Opening the papers can be a frightening experience today as company after company announces rounds of layoffs, whether in the food industry – Supervalu has announced a cutback of 4,500 jobs – or somewhere else in the economy – Motorola, P & G, etc. These announcements are full of foreboding because they signify that the distress evident in the financial markets is now moving into the real economy.
It is more than cliché to say that when the going gets tough the tough get going, so one can count on the fact that many deli executives on both the retail and supplier side will be confronted with demands for economies.
It used to amaze me that large companies could announce layoffs of thousands of people without any indication that the company was going to restrict the scale of its operations. I didn’t understand how a company could possibly be so overstaffed as to cut so many people and still continue operating. It is easier to understand if a big retailer closes down a whole division, a distribution center and a large number of stores and thus cut payroll. But very often these cutbacks are no such thing. They just reduce head-count while continuing to do all the things they always did. At least that is the way it is played to the media.

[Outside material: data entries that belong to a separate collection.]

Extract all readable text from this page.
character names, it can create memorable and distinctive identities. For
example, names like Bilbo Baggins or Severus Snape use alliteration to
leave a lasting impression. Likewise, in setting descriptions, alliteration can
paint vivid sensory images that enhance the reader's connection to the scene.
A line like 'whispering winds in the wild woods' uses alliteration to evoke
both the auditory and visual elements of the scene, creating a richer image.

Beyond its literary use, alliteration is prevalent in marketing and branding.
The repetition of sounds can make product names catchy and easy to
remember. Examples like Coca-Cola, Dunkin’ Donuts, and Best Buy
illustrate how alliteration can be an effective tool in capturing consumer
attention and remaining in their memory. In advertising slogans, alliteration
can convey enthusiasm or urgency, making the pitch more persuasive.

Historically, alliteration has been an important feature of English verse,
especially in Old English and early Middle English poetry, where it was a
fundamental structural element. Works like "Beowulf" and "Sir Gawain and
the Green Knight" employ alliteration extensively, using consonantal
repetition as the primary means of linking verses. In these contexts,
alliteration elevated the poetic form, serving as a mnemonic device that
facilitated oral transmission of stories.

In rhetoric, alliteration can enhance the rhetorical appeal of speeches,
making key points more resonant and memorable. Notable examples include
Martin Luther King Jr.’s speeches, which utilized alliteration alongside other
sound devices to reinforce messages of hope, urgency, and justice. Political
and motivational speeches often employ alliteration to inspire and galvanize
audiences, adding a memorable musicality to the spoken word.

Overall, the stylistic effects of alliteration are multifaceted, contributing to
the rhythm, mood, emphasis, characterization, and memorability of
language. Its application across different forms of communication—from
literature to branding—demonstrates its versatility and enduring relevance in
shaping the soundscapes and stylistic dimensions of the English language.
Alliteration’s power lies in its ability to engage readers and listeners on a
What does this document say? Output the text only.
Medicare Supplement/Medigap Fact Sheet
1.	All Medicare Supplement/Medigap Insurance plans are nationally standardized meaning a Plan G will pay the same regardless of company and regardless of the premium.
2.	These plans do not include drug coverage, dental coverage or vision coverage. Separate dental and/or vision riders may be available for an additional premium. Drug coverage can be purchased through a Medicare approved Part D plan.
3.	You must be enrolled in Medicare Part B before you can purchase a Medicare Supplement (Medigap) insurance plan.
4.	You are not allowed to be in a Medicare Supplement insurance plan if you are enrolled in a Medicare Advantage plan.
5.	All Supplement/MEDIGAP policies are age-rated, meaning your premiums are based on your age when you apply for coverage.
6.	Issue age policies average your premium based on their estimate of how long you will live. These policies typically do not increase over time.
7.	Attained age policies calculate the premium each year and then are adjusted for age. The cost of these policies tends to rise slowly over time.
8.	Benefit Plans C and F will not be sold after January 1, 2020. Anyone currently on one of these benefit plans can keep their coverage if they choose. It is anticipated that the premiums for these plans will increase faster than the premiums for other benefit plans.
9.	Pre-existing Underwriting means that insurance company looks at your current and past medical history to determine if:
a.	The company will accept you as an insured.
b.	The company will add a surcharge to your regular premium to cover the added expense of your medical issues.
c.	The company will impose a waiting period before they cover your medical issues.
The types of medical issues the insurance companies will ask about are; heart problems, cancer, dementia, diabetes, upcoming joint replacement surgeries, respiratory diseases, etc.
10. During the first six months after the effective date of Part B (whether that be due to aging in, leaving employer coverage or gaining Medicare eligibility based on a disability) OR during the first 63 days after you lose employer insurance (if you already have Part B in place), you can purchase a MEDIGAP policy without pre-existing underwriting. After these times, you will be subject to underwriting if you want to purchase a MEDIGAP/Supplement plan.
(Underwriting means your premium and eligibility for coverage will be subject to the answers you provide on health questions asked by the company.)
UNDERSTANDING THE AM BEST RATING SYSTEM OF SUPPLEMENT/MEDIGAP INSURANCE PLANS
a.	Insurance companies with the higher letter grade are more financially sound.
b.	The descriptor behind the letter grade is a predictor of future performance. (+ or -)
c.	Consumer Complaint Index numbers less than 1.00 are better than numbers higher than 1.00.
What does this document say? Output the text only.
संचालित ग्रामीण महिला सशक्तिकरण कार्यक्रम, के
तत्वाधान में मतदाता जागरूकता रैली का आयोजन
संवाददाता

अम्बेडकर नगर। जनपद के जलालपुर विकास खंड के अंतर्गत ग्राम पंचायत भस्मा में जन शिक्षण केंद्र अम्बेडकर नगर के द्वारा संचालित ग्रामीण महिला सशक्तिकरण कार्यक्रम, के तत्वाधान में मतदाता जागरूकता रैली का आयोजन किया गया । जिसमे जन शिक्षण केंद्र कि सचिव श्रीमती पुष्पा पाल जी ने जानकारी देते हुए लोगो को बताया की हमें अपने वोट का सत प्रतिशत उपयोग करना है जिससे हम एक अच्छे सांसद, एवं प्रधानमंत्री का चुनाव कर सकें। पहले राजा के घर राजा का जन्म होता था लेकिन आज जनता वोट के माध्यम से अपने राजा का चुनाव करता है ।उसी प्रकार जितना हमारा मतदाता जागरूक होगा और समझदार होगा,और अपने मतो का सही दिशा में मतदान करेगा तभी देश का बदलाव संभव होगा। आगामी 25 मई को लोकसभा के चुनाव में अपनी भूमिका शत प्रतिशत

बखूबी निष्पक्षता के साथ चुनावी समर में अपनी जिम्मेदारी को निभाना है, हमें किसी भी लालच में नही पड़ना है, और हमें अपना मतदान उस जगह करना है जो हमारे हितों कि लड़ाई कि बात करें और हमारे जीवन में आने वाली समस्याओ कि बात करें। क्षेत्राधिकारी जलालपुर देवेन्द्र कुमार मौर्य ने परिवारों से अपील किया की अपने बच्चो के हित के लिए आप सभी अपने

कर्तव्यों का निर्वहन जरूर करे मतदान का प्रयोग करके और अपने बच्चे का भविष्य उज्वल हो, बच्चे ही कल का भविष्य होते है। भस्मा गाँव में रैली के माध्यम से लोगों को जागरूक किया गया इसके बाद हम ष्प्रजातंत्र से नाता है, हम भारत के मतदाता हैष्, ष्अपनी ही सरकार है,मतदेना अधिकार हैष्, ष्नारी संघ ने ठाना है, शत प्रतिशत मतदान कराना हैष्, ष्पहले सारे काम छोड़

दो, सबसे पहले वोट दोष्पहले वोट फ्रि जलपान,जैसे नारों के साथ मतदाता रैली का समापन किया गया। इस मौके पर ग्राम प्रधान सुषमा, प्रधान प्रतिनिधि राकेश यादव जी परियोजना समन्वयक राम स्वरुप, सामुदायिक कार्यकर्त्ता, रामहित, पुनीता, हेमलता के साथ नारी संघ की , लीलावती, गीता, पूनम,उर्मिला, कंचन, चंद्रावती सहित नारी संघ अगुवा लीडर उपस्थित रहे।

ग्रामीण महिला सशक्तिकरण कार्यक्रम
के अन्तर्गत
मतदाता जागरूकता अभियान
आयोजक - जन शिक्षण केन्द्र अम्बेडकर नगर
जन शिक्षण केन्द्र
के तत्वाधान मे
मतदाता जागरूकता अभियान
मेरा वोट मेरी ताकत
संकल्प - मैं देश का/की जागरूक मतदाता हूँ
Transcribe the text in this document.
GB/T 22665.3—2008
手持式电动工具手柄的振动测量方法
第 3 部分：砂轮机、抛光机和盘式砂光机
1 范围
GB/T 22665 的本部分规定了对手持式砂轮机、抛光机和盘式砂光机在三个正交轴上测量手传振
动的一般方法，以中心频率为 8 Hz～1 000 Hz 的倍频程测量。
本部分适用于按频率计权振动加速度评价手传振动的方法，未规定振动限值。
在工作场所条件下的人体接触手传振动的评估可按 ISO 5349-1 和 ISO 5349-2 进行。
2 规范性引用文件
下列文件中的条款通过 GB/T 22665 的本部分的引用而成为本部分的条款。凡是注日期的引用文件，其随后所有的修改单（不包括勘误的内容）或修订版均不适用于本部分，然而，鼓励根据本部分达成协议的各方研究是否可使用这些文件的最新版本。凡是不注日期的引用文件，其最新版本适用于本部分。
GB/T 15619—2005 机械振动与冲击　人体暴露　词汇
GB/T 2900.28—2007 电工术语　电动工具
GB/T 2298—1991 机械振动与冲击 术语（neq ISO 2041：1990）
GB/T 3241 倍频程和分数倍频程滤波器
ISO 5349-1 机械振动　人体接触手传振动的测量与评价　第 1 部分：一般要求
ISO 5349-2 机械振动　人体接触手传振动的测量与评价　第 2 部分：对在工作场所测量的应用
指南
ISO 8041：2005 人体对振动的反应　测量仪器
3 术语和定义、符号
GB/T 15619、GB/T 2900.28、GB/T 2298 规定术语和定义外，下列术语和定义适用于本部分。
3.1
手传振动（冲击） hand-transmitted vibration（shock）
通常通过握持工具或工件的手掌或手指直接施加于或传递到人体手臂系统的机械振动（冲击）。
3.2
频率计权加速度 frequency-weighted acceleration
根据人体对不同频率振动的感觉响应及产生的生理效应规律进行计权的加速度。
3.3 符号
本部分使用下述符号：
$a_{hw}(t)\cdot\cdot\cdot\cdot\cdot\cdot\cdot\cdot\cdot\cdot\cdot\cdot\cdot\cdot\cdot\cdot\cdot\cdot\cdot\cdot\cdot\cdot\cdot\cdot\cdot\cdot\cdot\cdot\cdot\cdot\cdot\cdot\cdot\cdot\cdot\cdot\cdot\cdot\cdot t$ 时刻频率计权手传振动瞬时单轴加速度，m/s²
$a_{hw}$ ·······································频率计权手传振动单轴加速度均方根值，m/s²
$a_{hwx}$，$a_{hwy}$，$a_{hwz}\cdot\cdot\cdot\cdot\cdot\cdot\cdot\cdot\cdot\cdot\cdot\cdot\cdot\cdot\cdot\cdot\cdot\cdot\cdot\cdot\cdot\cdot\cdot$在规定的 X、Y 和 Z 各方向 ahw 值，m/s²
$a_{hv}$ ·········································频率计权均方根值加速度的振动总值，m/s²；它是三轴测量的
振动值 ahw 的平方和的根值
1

More often, getting lean and mean requires that cuts be made in subtle ways. If one has ten stores and closes one, that is a dramatic cutback and evidence to everyone of how the company is retrenching. But if you keep all the stores open and lay off 10% of the employees, to the typical observer, it will be difficult to immediately see the impact of the cutbacks.
In business, there are infinite tradeoffs in determining staffing, capital investment, and maintenance levels. When an airline runs a call center, it can decide what is an acceptable standard: At peak hours, is it acceptable for our customers to wait three rings, ten rings, or five minutes? There is no one correct answer. In most cases, what massive layoffs imply is that the company is, intentionally or not, changing the standard that it finds acceptable. In other words, the airline that once kept 90% of callers on hold for two minutes or less will now keep 80% of callers on hold for three minutes or less.
In and of itself, this type of cutback is neither a good nor bad business decision. Since the initial level was not preordained but just selected, it is very possible that the new level is more appropriate than the old. The problem comes in when the company has not, in fact, made a decision to reduce some particular service, but just decides to cut and lets service standards fall where they may.
In other words, a service deli might be able to function with fewer staff hours – it will probably mean long lines at certain hours. Now if a chain has carefully monitored its competitors, studied its customers’ behavior and found that an additional wait won’t hurt business – well, these types of determinations are what business is about.
But we do real damage to our business, in good times and bad, when instead of establishing what our standards are and staffing and equipping to meet them, we set financial goals and pare down to meet them.
When they learn about staff or budget cutbacks, many associates will point out the consequent service cutbacks will ruin the company. They are often dismissed as Cassandras, but they are not necessarily wrong. The fact is that there is a lot of ruin in a company and it can take years, even decades before a great reputation is lost.
In the short term, staff cutbacks are tolerable because they benefit from management’s selection procedure – so if the staff is reduced, presumably management terminates the least productive staff. This means that a staff that was pared by 10% is probably pared by only 5% in terms of getting the work done. This makes the cutback seem tolerable.
But this is a short-term phenomenon. Normal turnover will involve normal hiring and, as such, normal mistakes will be made. In time, the quality of the staff will be just what it once was.
But if the cutbacks create management expectations – the deli works fine with X hours of manpower – and those management expectations were based on an atypical staff, once that staff turns over, the result will be customers not being served properly.
So the solution has to be driven by operations, not by finance. Put another way, we are kidding ourselves if we just cut staff and assume the remaining employees will miraculously be able to service our customers just as well.
Instead, we need to look at our systems and see if we can find ways to organize things differently – can we get more customers to buy pre-sliced meats and cheeses by merchandising or even pricing them differently? Can we let people write down orders on paper or via computer and go shopping while the order is prepared?
If we are going to change service levels, we need to look hard at the levels we are offering and see if we need to enhance or reduce them.
What we don’t want to do is just stage a massive cutback, then let the chips fall where they may. All too often, where they will fall is that reduced service levels, less well-maintained stores, boring merchandising mixes, etc., will gradually eat into the reputation of our company. Then one day, after a decade of always making our return on our equity numbers, we’ll suddenly realize we have a dowdy, poor service image and competitors are eating our lunch. At that point, unfortunately, we are talking turnaround, and those are even more difficult to pull off than cutbacks.